Gets worse, not better i'm afraid lol. We try to make time at least once a week, we're succesful sometimes every 2-3 weeks. Almost every shot ive got in last six months was taken between 10pm and 1am. You just got to be willing to set everything up and then take it all down without even touching the shutter release on occasion. Even worse to be honest is when you take maybe 4 shots and then that slowly building air raid siren from the bedroom kicks in. If ure willing to have the baby in same room as flash it makes things much easier, but that wasnt allowed in this house.
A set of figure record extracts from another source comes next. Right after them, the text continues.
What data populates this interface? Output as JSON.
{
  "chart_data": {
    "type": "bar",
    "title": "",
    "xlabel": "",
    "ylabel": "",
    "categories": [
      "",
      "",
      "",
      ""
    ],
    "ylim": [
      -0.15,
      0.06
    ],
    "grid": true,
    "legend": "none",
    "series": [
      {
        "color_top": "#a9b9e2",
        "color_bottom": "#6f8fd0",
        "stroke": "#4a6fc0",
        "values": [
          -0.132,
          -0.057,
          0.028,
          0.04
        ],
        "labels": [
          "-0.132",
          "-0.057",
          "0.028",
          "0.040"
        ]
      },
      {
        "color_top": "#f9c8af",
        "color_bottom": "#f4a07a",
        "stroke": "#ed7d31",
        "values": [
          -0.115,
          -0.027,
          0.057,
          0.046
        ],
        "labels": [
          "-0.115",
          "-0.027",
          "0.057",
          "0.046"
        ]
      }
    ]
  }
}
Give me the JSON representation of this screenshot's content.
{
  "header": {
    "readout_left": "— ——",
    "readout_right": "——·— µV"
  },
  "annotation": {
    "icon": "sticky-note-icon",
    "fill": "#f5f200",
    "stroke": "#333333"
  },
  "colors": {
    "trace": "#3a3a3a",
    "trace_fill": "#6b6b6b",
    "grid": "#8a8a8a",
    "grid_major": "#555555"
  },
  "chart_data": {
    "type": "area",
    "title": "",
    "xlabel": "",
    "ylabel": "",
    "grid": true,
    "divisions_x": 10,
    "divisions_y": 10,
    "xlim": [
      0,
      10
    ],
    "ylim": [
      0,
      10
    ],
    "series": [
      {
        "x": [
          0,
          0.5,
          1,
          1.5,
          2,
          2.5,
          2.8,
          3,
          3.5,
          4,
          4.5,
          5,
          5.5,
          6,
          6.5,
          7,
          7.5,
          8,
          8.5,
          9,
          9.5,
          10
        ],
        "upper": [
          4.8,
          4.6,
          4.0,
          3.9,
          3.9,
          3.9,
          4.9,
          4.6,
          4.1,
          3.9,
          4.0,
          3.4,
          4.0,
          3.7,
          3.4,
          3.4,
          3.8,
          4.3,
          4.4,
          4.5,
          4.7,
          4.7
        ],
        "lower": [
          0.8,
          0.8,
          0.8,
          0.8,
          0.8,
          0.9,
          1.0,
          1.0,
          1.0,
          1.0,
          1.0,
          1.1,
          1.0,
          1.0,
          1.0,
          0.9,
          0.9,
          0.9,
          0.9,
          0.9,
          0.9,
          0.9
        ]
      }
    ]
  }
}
Baby eyes would shatter into a million pieces with just a glimpse of a flash according to my wife.

Good luck!

Buy a couple of outfits only for photographs. I found that was one of the big things to motivate us. (Well, her.....). I still do that now, 2 days ago I bought a really old fashioned dusty wedding dress off ebay for $30, cut all the lace and trimmings off it, machine washed it, and it looks stunning now. Dont know when we will use it, but she's certainly excited about it. To the point where last night she wore it round the house for 2 hours (we were checking size), refused to take it off and would only answer to "Princess".


P.S. Heres the dress. She managed to swan about in it for another 10mins today before work, and I got some natural light shots in front of the patio doors. Didnt even have time for a reflector, I was shooting ISO3000 on an Xti (big lols) and when I opened them on computer I realised I was in Jpg. I still have to get the wrinkles from the machine wash out the dress as well. So yeah, pretty disasterous. But it still looks awesome! I took 19 shots and all of them I liked.
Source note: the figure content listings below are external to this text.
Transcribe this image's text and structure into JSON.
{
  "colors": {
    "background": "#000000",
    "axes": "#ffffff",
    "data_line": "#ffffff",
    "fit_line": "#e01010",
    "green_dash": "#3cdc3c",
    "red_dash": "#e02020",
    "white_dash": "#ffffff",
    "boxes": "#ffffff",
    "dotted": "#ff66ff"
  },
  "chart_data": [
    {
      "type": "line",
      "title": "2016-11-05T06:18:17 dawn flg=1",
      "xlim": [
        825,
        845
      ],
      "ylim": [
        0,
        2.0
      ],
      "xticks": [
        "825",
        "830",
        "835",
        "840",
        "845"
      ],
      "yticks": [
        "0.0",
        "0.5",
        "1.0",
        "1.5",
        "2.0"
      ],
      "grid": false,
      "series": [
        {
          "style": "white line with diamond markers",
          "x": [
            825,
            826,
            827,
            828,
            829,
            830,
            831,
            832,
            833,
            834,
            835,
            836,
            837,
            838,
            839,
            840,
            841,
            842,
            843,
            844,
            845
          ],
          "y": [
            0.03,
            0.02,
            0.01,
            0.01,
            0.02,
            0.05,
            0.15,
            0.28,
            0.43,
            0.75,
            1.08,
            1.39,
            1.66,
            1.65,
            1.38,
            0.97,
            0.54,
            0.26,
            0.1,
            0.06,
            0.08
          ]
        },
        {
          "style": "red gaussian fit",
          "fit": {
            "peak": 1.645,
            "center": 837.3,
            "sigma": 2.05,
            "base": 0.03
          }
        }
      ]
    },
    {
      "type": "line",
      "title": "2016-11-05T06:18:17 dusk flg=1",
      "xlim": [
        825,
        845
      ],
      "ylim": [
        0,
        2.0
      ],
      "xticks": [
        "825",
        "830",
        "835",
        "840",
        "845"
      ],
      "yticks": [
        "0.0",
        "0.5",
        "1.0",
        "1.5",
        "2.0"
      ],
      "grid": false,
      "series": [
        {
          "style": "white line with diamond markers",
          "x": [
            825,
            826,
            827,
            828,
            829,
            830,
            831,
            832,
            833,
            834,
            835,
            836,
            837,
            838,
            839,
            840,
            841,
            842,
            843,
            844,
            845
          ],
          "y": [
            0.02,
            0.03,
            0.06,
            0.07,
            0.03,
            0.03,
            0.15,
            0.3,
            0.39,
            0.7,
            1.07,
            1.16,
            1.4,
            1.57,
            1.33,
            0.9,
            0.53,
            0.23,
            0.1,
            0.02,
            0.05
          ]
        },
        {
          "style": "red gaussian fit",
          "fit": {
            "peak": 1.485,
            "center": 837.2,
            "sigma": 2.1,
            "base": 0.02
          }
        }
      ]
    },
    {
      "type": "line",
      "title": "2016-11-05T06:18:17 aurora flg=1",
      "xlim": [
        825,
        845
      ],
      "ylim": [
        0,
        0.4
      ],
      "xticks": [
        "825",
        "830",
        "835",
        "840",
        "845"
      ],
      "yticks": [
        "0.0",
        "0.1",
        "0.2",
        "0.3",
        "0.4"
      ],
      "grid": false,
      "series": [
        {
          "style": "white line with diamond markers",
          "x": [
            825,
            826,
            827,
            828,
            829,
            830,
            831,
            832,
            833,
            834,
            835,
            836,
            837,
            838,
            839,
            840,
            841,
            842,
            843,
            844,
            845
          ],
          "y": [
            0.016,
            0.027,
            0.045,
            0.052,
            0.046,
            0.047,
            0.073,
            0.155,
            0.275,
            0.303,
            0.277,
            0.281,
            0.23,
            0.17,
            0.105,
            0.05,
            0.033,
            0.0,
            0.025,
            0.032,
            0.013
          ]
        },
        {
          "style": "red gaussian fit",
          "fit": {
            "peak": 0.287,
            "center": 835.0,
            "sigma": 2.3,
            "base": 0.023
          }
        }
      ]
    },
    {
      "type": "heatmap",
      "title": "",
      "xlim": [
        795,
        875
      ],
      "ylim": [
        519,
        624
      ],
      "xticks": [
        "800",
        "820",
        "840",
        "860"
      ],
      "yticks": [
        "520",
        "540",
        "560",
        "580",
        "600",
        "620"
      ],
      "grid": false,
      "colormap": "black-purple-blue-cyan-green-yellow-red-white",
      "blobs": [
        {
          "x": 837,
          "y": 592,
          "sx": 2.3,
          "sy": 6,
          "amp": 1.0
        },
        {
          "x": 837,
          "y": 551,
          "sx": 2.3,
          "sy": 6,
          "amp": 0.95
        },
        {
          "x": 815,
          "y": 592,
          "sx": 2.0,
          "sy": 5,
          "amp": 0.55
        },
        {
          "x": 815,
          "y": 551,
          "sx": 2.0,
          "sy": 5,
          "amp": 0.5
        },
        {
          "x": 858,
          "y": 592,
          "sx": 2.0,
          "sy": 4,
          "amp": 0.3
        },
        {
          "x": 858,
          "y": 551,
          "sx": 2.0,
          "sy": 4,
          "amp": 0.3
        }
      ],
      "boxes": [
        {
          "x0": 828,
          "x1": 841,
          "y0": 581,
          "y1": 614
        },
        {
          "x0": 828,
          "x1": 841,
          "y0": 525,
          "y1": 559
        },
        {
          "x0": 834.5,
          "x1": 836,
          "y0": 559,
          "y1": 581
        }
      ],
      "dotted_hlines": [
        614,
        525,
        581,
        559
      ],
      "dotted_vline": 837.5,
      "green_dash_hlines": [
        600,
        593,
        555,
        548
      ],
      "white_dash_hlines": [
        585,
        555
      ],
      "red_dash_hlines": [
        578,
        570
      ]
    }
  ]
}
Not bad for $30 and 10 mins with a pair of scissors. Its unrecognisable from the dress it was though. Now I just have to figure out how to use it in shots....


----------



## ralphh (Feb 20, 2013)

LOL at only answering to "princess", that sound like someone i know 

The clothes only for photos is a great idea! Genius!!

My wife is currently off to bed by 8pm, so i'm basically limited to during the day at the weekends while baby is napping, but i always did prefer to shoot in natural light, so i have that in my favor at least...
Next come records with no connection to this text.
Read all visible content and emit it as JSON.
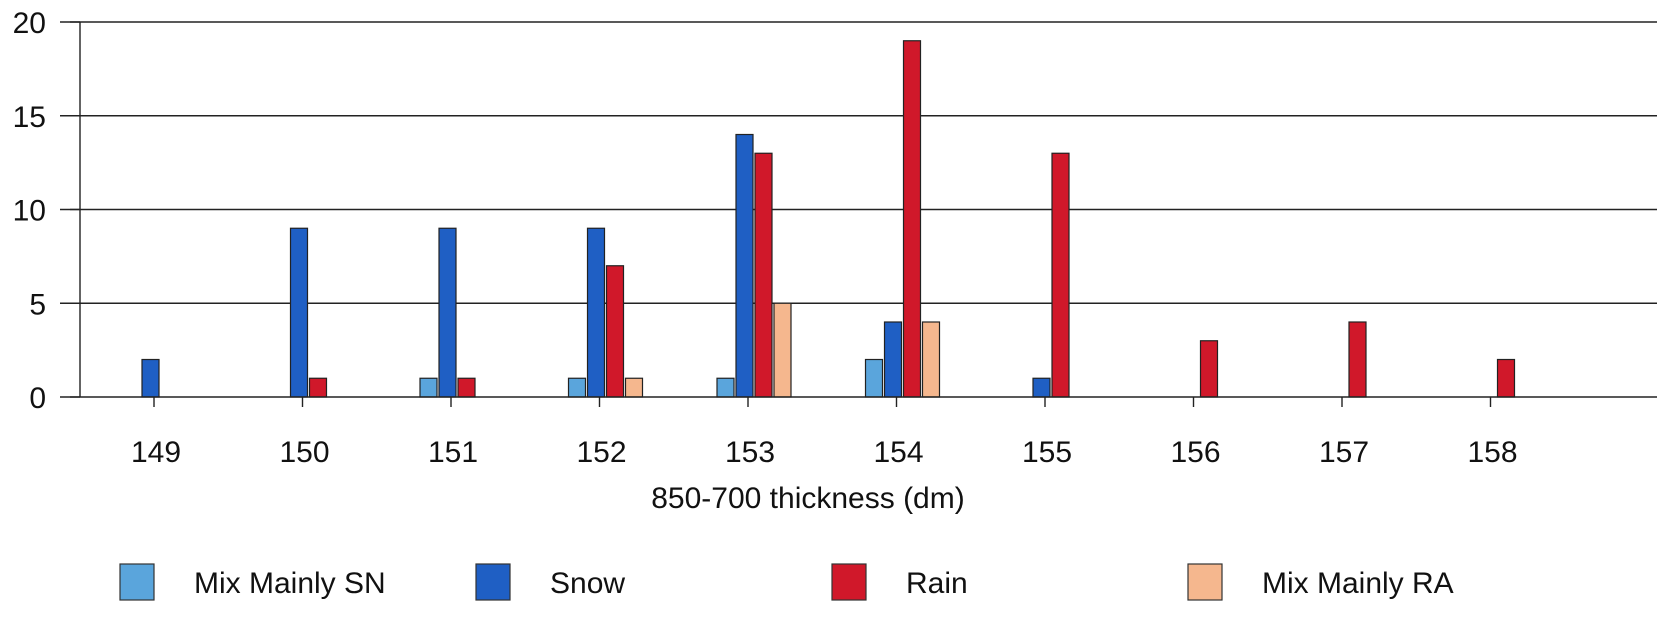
{
  "chart_data": {
    "type": "bar",
    "title": "",
    "xlabel": "850-700 thickness (dm)",
    "ylabel": "",
    "categories": [
      "149",
      "150",
      "151",
      "152",
      "153",
      "154",
      "155",
      "156",
      "157",
      "158"
    ],
    "ylim": [
      0,
      20
    ],
    "yticks": [
      "0",
      "5",
      "10",
      "15",
      "20"
    ],
    "grid": true,
    "legend_position": "bottom",
    "series": [
      {
        "name": "Mix Mainly SN",
        "color": "#5aa5dc",
        "values": [
          0,
          0,
          1,
          1,
          1,
          2,
          0,
          0,
          0,
          0
        ]
      },
      {
        "name": "Snow",
        "color": "#1f5fc4",
        "values": [
          2,
          9,
          9,
          9,
          14,
          4,
          1,
          0,
          0,
          0
        ]
      },
      {
        "name": "Rain",
        "color": "#d0182a",
        "values": [
          0,
          1,
          1,
          7,
          13,
          19,
          13,
          3,
          4,
          2
        ]
      },
      {
        "name": "Mix Mainly RA",
        "color": "#f5b78e",
        "values": [
          0,
          0,
          0,
          1,
          5,
          4,
          0,
          0,
          0,
          0
        ]
      }
    ]
  }
}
I'm gonna try bribing her with new clothes tho  if anything will make her willing to stand still for 30 seconds that will! Thanks!!

Great look in that dress btw, looking forward to your follow-up shoots


----------



## cgipson1 (Feb 20, 2013)

ralphh said:


> Not sure I'm 100% happy with this one.  The nearer arm looks a little odd, and the hand she's resting her head on rather disappears too, but I got distracted by something when framing... :blushing:



Ralphh... was the yellow intentional.. the "instagram" look maybe?

I get this when I color balance for flesh tones...



Definitely a lovely lady!


----------



## kundalini (Feb 20, 2013)

My partner for the last (almost) 4years. We don't have children together (thank gawd) but have 2 each from previous relationships. Not too bad for a +50 gal IMO. BTW, no skin smoothing... I like the character lines.







​In her business attire.  This shot went on her coporate website, so I did touch up slightly.






...​


----------



## ralphh (Feb 20, 2013)

cgipson1 said:


> ralphh said:
> 
> 
> > Ralphh... was the yellow intentional.. the "instagram" look maybe?
> ...


----------



## cgipson1 (Feb 20, 2013)

ralphh said:


> cgipson1 said:
> 
> 
> > ralphh said:
> ...


----------



## ralphh (Feb 21, 2013)

Ha, i've just discovered it can be done in 1 click in pse. Learn something new every day and all that....  I've always shot raw, so i've never had to remove a colour cast in photoshop, only add one


----------